Optimal Arrangement of Dampers Based on Coarse-Grained Parallel Genetic Algorithm

被引:0
|
作者
Ma H. [1 ]
Chen F. [1 ]
机构
[1] State Key Laboratory of Subtropical Building Science, South China University of Technology, Guangzhou, 510640, Guangdong
关键词
Coarse-grained parallel genetic algorithm; Damper; Inter-story drift reduction ratio; Optimal arrangement; Passive controlled structure;
D O I
10.12141/j.issn.1000-565X.190051
中图分类号
学科分类号
摘要
A coarse-grained parallel genetic algorithm was proposed to optimize the damper arrangement in passive controlled structures. According to the algorithm, a population is divided into several sub-populations, which can independently complete the operation of genetic algorithm.

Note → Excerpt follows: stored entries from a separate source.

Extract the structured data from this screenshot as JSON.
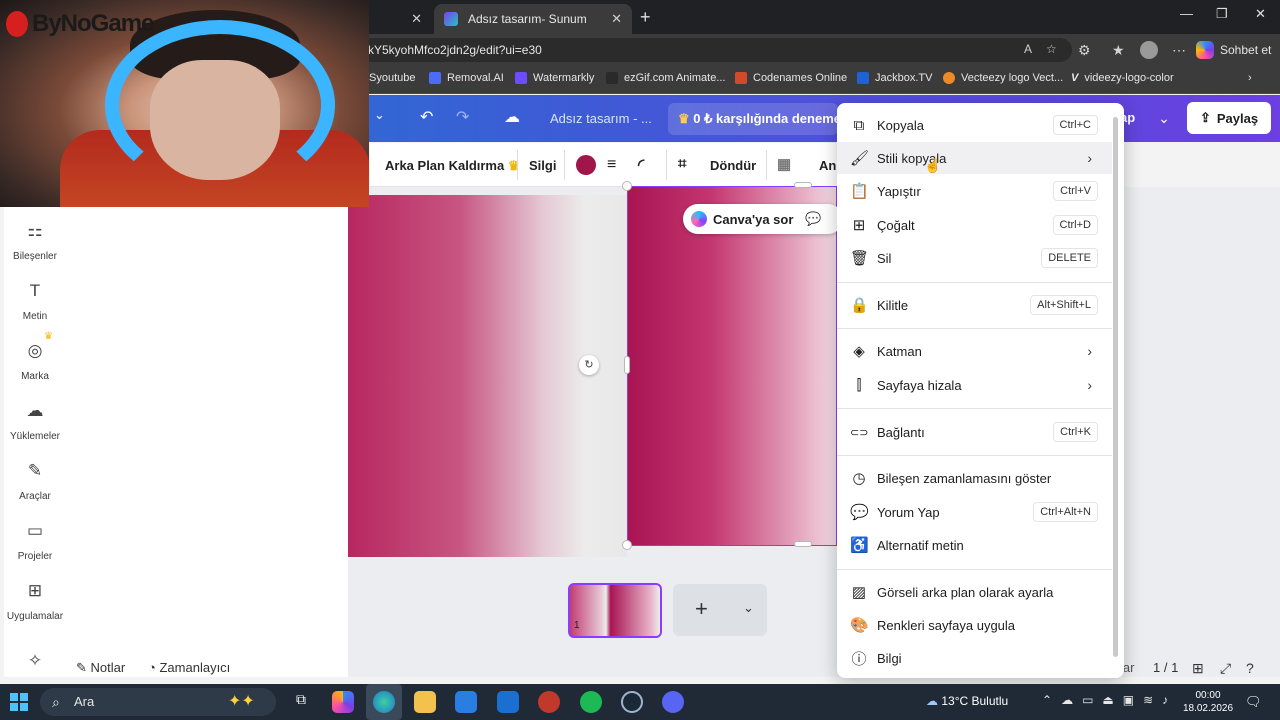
{
  "browser": {
    "inactive_tab_close": "✕",
    "active_tab": {
      "title": "Adsız tasarım- Sunum",
      "close": "✕"
    },
    "new_tab": "+",
    "url": "kY5kyohMfco2jdn2g/edit?ui=e30",
    "copilot_label": "Sohbet et",
    "bookmarks": [
      {
        "label": "Syoutube",
        "color": "#ff0000"
      },
      {
        "label": "Removal.AI",
        "color": "#4a6cf7"
      },
      {
        "label": "Watermarkly",
        "color": "#6b4dff"
      },
      {
        "label": "ezGif.com Animate...",
        "color": "#2a2a2a"
      },
      {
        "label": "Codenames Online",
        "color": "#d14b2a"
      },
      {
        "label": "Jackbox.TV",
        "color": "#1e62d6"
      },
      {
        "label": "Vecteezy logo Vect...",
        "color": "#f08a24"
      },
      {
        "label": "videezy-logo-color",
        "color": "#2a2a2a"
      }
    ]
  },
  "canva": {
    "doc_title": "Adsız tasarım - ...",
    "promo": "0 ₺ karşılığında deneme s",
    "share_label": "Paylaş",
    "partial_label": "ap",
    "toolbar": {
      "bg_remove": "Arka Plan Kaldırma",
      "eraser": "Silgi",
      "rotate": "Döndür",
      "animate": "Ani"
    },
    "ask_canva": "Canva'ya sor",
    "sidebar": [
      {
        "label": "Bileşenler",
        "icon": "⚏"
      },
      {
        "label": "Metin",
        "icon": "T"
      },
      {
        "label": "Marka",
        "icon": "◎"
      },
      {
        "label": "Yüklemeler",
        "icon": "☁"
      },
      {
        "label": "Araçlar",
        "icon": "✎"
      },
      {
        "label": "Projeler",
        "icon": "▭"
      },
      {
        "label": "Uygulamalar",
        "icon": "⊞"
      }
    ],
    "page_thumb_number": "1",
    "bottom": {
      "notes": "Notlar",
      "timer": "Zamanlayıcı",
      "partial_notes": "lar",
      "page_counter": "1 / 1"
    }
  },
  "context_menu": {
    "items": [
      {
        "label": "Kopyala",
        "shortcut": "Ctrl+C",
        "icon": "⧉"
      },
      {
        "label": "Stili kopyala",
        "arrow": "›",
        "icon": "🖌"
      },
      {
        "label": "Yapıştır",
        "shortcut": "Ctrl+V",
        "icon": "📋"
      },
      {
        "label": "Çoğalt",
        "shortcut": "Ctrl+D",
        "icon": "⊞"
      },
      {
        "label": "Sil",
        "shortcut": "DELETE",
        "icon": "🗑"
      },
      {
        "label": "Kilitle",
        "shortcut": "Alt+Shift+L",
        "icon": "🔒"
      },
      {
        "label": "Katman",
        "arrow": "›",
        "icon": "◈"
      },
      {
        "label": "Sayfaya hizala",
        "arrow": "›",
        "icon": "⫿"
      },
      {
        "label": "Bağlantı",
        "shortcut": "Ctrl+K",
        "icon": "⊂⊃"
      },
      {
        "label": "Bileşen zamanlamasını göster",
        "icon": "◷"
      },
      {
        "label": "Yorum Yap",
        "shortcut": "Ctrl+Alt+N",
        "icon": "💬"
      },
      {
        "label": "Alternatif metin",
        "icon": "♿"
      },
      {
        "label": "Görseli arka plan olarak ayarla",
        "icon": "▨"
      },
      {
        "label": "Renkleri sayfaya uygula",
        "icon": "🎨"
      },
      {
        "label": "Bilgi",
        "icon": "ⓘ"
      }
    ]
  },
  "webcam": {
    "overlay_brand": "ByNoGame"
  },
  "taskbar": {
    "search_label": "Ara",
    "weather": "13°C  Bulutlu",
    "time": "00:00",
    "date": "18.02.2026"
  }
}
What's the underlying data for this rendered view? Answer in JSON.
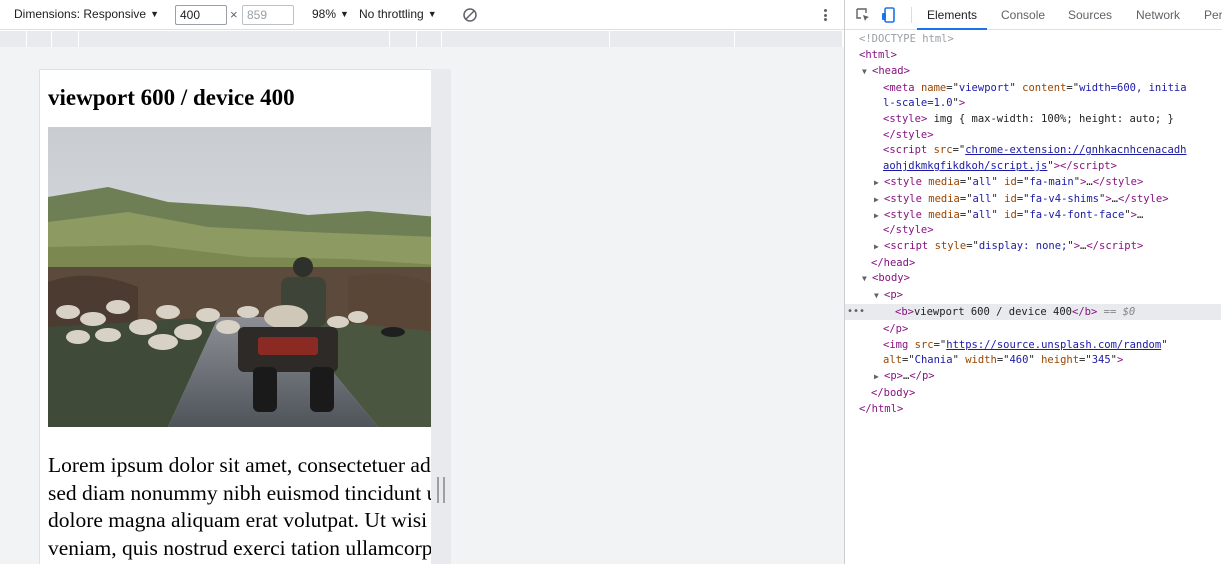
{
  "device_toolbar": {
    "dimensions_label": "Dimensions: Responsive",
    "width_value": "400",
    "height_value": "859",
    "times": "×",
    "zoom_label": "98%",
    "throttling_label": "No throttling",
    "caret": "▼"
  },
  "viewport": {
    "title": "viewport 600 / device 400",
    "image_alt": "Chania",
    "paragraph_lines": [
      "Lorem ipsum dolor sit amet, consectetuer adipiscing",
      "sed diam nonummy nibh euismod tincidunt ut laoreet",
      "dolore magna aliquam erat volutpat. Ut wisi enim ad",
      "veniam, quis nostrud exerci tation ullamcorper"
    ]
  },
  "devtools": {
    "tabs": [
      "Elements",
      "Console",
      "Sources",
      "Network",
      "Performance"
    ],
    "active_tab": "Elements",
    "icons": [
      "inspect-element-icon",
      "device-toggle-icon"
    ],
    "dom": {
      "doctype": "<!DOCTYPE html>",
      "html_open": "html",
      "head_open": "head",
      "meta_tag": "meta",
      "meta_name_attr": "name",
      "meta_name_val": "viewport",
      "meta_content_attr": "content",
      "meta_content_val_1": "width=600, initia",
      "meta_content_val_2": "l-scale=1.0",
      "style_open": "style",
      "style_text": "img { max-width: 100%; height: auto; }",
      "style_close": "/style",
      "script_tag": "script",
      "script_src_attr": "src",
      "script_src_1": "chrome-extension://gnhkacnhcenacadh",
      "script_src_2": "aohjdkmkgfikdkoh/script.js",
      "style_all_1_id": "fa-main",
      "style_all_2_id": "fa-v4-shims",
      "style_all_3_id": "fa-v4-font-face",
      "media_attr": "media",
      "media_val": "all",
      "id_attr": "id",
      "script_style_attr": "style",
      "script_style_val": "display: none;",
      "head_close": "/head",
      "body_open": "body",
      "p_tag": "p",
      "b_text": "viewport 600 / device 400",
      "eq0": "== $0",
      "p_close": "/p",
      "img_tag": "img",
      "img_src": "https://source.unsplash.com/random",
      "img_alt_attr": "alt",
      "img_alt_val": "Chania",
      "img_width_attr": "width",
      "img_width_val": "460",
      "img_height_attr": "height",
      "img_height_val": "345",
      "body_close": "/body",
      "html_close": "/html",
      "ellipsis": "…",
      "dots": "•••"
    }
  },
  "colors": {
    "accent": "#1a73e8",
    "tag": "#881280",
    "attr_name": "#994500",
    "attr_value": "#1a1aa6"
  }
}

For a given gene coding individual, the INP model files are firstly generated, numerical analysis is conducted in ABAQUS environment and the result data is read and transmitted in Python environment by using Matlab programming. Through the interactive use of Matlab-ABAQUS-Python, the value of objective function is figured out. A 10-story passive-controlled steel frame structure is selected as the research object, and the optimal design of damper arrangement is conducted by taking the inter-story drift angle as the control objective. The results show that the algorithm can not only improve the diversity of population compared with the classical genetic algorithm, but also accelerate the convergence speed of population. Compared with the results of the structure with the dampers placed in every two storeys, the inter-story drift reduction ratio of the structure equipped with the new algorithm can be increased by 19.3%, which indicates that the seismic response reduction ratio of the structure is greatly improved by using the algorithm. © 2019, Editorial Department, Journal of South China University of Technology. All right reserved.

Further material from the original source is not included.